That's a very unlikely assumption – many people will complain about the language before even profiling their code. I've seen people do things like complain about Python's performance before, say, realizing that they were making thousands of database queries or allocating a complex object inside an inner loop. Because they've heard “The GIL makes Python slow” it's incredibly common for even fairly experienced programmers to simply assume that they can't make their program faster without rewriting it in C and they never actually confirm that assumption.
> This is false: http://benchmarksgame.alioth.debian.org/u64q/benchmark.php?t....

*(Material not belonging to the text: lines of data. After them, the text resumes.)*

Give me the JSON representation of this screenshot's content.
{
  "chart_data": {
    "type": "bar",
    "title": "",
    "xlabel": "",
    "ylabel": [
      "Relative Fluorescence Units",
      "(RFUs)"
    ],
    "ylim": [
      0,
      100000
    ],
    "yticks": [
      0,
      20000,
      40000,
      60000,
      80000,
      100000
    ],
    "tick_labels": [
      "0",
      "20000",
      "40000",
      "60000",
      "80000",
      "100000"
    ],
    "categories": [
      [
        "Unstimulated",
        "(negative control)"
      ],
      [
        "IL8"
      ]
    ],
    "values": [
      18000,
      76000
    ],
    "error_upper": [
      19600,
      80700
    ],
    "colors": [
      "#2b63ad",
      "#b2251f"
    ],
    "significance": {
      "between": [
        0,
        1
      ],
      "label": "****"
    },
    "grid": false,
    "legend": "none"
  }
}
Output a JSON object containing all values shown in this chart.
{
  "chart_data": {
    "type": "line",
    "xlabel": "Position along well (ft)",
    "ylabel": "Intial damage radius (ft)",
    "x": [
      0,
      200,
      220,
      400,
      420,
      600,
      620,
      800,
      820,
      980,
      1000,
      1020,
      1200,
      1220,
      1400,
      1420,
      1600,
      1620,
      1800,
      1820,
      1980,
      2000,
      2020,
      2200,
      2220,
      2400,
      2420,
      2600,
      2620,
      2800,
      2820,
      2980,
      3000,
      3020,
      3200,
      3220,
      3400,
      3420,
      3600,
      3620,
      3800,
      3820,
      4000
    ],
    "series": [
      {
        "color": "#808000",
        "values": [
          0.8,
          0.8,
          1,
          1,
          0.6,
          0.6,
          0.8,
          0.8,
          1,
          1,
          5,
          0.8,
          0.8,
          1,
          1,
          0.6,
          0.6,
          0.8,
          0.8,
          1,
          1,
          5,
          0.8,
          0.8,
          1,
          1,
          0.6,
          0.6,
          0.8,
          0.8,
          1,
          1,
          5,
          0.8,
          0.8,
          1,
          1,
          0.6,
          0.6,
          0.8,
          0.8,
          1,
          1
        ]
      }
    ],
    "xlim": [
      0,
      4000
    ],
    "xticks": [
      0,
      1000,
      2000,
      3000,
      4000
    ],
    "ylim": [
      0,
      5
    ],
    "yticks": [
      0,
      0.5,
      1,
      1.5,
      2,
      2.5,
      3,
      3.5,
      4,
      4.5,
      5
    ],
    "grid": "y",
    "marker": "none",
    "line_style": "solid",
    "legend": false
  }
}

That's a micro-benchmark collection. It's interesting for low-level performance but it doesn't tell you much about the kind of programs most programmers write. For example, I serve a lot of images derivatives over HTTP – it's certain that are many operations which could be significantly faster if they were written in C (i.e. reading HTTP headers in place rather than decoding them into string instances) but in practice none of that matters because almost all of the total runtime is already spent in a C library.
No, it's a meagre dozen "toy programs". (See Hennessy and Patterson "Computer Architecture").
> ... many operations which could be significantly faster if they were written in C ... none of that matters because almost all of the total runtime is already spent in a C library. <
See Sawzall quote -- http://benchmarksgame.alioth.debian.org/dont-jump-to-conclus...
Agreed – my point was simply that over a couple decades I've only seen a handful of cases where a performance issue which was due to the language rather than the algorithm or simple data volume. Such problems exist but not for the majority of working programmers.